From Iceland — So What's This “Controversial” Art In City Hall I Keep Hearing About?

So What’s This “Controversial” Art In City Hall I Keep Hearing About?

Published September 29, 2015

So What’s This “Controversial” Art In City Hall I Keep Hearing About?
Photo by
Lóa Hjálmtýsdóttir

Reykjavík’s City Hall currently hosts a large exhibit celebrating the hundred year anniversary of women’s right to vote in Iceland. This exhibit includes a feminist art show, ‘Kynleikar’ (“Genderplay”) by fourteen young artists, curated by a downtown gallery called Ekkisens. Some of the works of art were put on display in the staff cafeteria, where they put a few people off their lunch.

The bourgeoisie cannot stomach the power of revolutionary art!

In this particular case, the art given pride of place where people went to have lunch included video art which cut together scenes from pornography with non-pornographic material. Few people want to mix sausage munching with eating lunch. Though, to be exact, the porn scenes in question depicted people getting sperm on their face.

If you want a picture of the future, imagine a dick ejaculating on a human face—forever.

One might contend, that one point the artists might have wanted to make is that humans are confronted with pornography in their daily lives, whether they like it or not. And the people working in City Hall did not like being confronted with pornography. So they turned off the video installations. If that had been the end of the story, it would not have been news. However, since this was City Hall, it became a political issue.

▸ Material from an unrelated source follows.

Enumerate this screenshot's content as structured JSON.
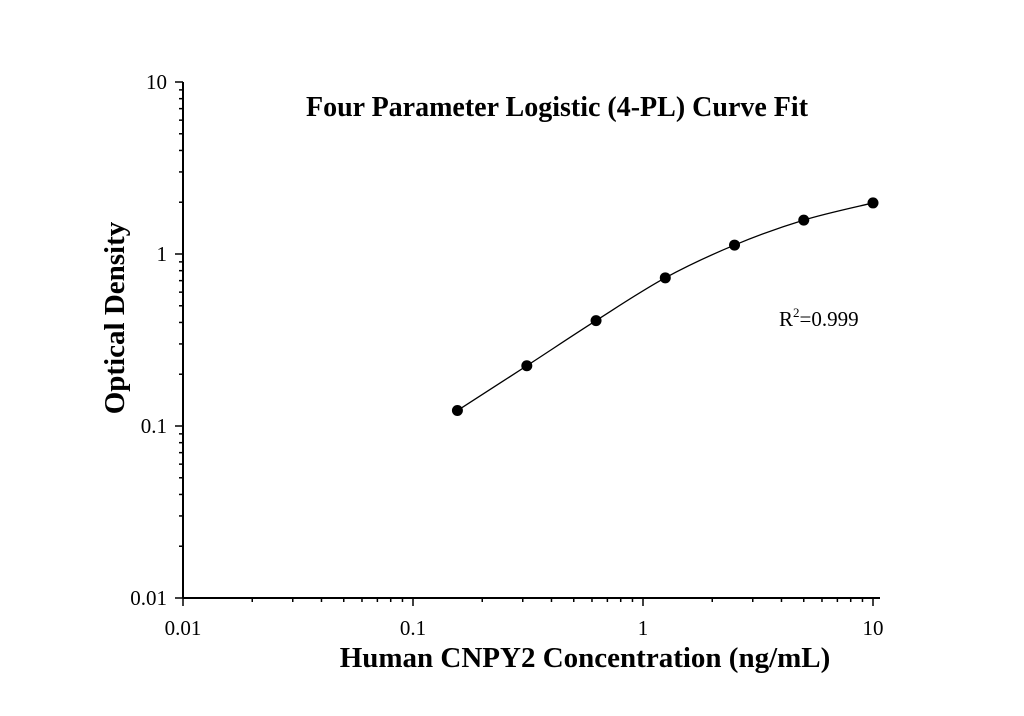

Politicians and pornography. Now there’s a thought to put me off my lunch.

The media storm began properly when Sveinbjörg Birna Sveinbjörnsdóttir, who sits on City Council for the populist Progressive Party, took to Facebook to complain that the offensive art exhibit had cost the City of Reykjavík fifty-two thousand Euros. In fact, the total cost for the city was around two hundred Euros. She quickly removed that Facebook post.

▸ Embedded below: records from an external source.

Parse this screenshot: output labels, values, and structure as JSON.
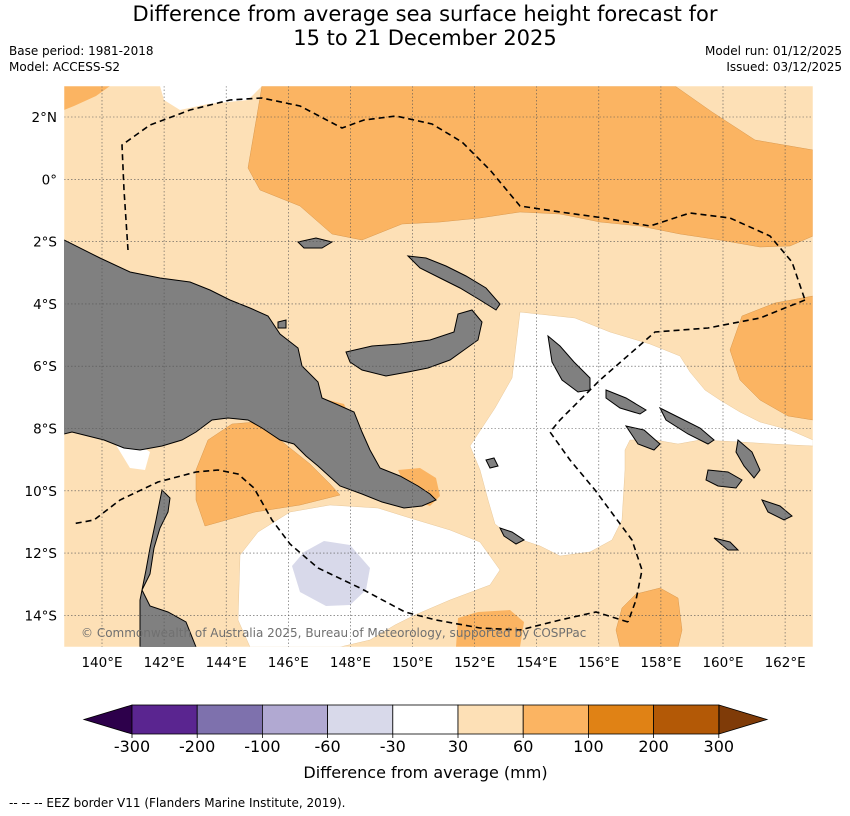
{
  "title": {
    "line1": "Difference from average sea surface height forecast for",
    "line2": "15 to 21 December 2025"
  },
  "meta": {
    "base_period": "Base period: 1981-2018",
    "model": "Model: ACCESS-S2",
    "model_run": "Model run: 01/12/2025",
    "issued": "Issued: 03/12/2025"
  },
  "map": {
    "lon_labels": [
      "140°E",
      "142°E",
      "144°E",
      "146°E",
      "148°E",
      "150°E",
      "152°E",
      "154°E",
      "156°E",
      "158°E",
      "160°E",
      "162°E"
    ],
    "lat_labels": [
      "2°N",
      "0°",
      "2°S",
      "4°S",
      "6°S",
      "8°S",
      "10°S",
      "12°S",
      "14°S"
    ],
    "copyright": "© Commonwealth of Australia 2025, Bureau of Meteorology, supported by COSPPac"
  },
  "colorbar": {
    "ticks": [
      "-300",
      "-200",
      "-100",
      "-60",
      "-30",
      "30",
      "60",
      "100",
      "200",
      "300"
    ],
    "colors": [
      "#5a2590",
      "#7e71ad",
      "#b1a9d2",
      "#d8d9ea",
      "#ffffff",
      "#fde0b6",
      "#fbb462",
      "#e08215",
      "#b35906"
    ],
    "extend_low_color": "#2d004b",
    "extend_high_color": "#7f3b08",
    "label": "Difference from average (mm)"
  },
  "colors": {
    "land": "#808080",
    "band_30_60": "#fde0b6",
    "band_60_100": "#fbb462",
    "band_neg_60_30": "#d8d9ea"
  },
  "footer": {
    "eez_text": "--  --  -- EEZ border V11 (Flanders Marine Institute, 2019)."
  }
}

I was going to say something about “egg on face” but suddenly that’s not very appetizing.

What she perhaps should have been shocked by is that fourteen artists can exhibit in City Hall without getting paid. It is odd to have to say that the City of Reykjavík should not be exploiting young artists. To add insult to injury, the city has not done anything to safeguard the works of art. According to a report in the newspaper DV, there is suspicion that the most controversial work has been sabotaged.

Hopefully not by… you know. By… uh… you know. Spooge.

The DVD containing the video piece was scratched beyond repair. Thankfully, other copies exist. However, parts of another less controversial work were torn down. The word “píka” (that means “vagina”) was written on pieces of paper and plastered on the wall around the entrance of an elevator and inside it. Some of the papers were torn down. Despite the obvious need, the remaining works will not get more protection, according to Halldór Auðar Svansson, city councillor for the Pirate Party and member of the majority coalition.

Don’t be such a downer. Why focus on the two damaged works of art when twelve remain unsabotaged?

To add insult to the insult that was originally added to the injury, City Hall has no staff to take care of the art it is exhibiting. The artists have said on Facebook that they have had to go in person to City Hall to turn the works of art on and off. Which could only be excused if no one in City Hall knows how to use a DVD player.

That might explain how the DVD got damaged.

In an interview with DV, visual artist Ásdís Spanó said: “[In Iceland] it is usually not assumed that visual artists get paid for the exhibition of their works.” She is working with The Association of Visual Artists in Iceland to change that. That no one in City Hall gave any thought to paying these fourteen young artists for their work is sadly not an exception. It is one thing when a non-profit arts organization or a small museum asks people to work for free, but another when a city with a budget of almost six hundred million Euros does it.

If those fourteen young artists don’t just quit art now and enrol in a stockbroking school, they should be given medals.

Medals made out of bundles of cash, preferably. If it is any consolation, and it probably is not, they have joined a pantheon of great artists whose art has been vandalized, from Rothko to Da Vinci to Picasso. Their works were repaired, of course. Which is what you do when an artwork in your care is damaged. Which City Hall has, as of this writing, not announced it will do. I guess the artists should feel lucky their works have not been turned into urinals, like reverse Duchamps.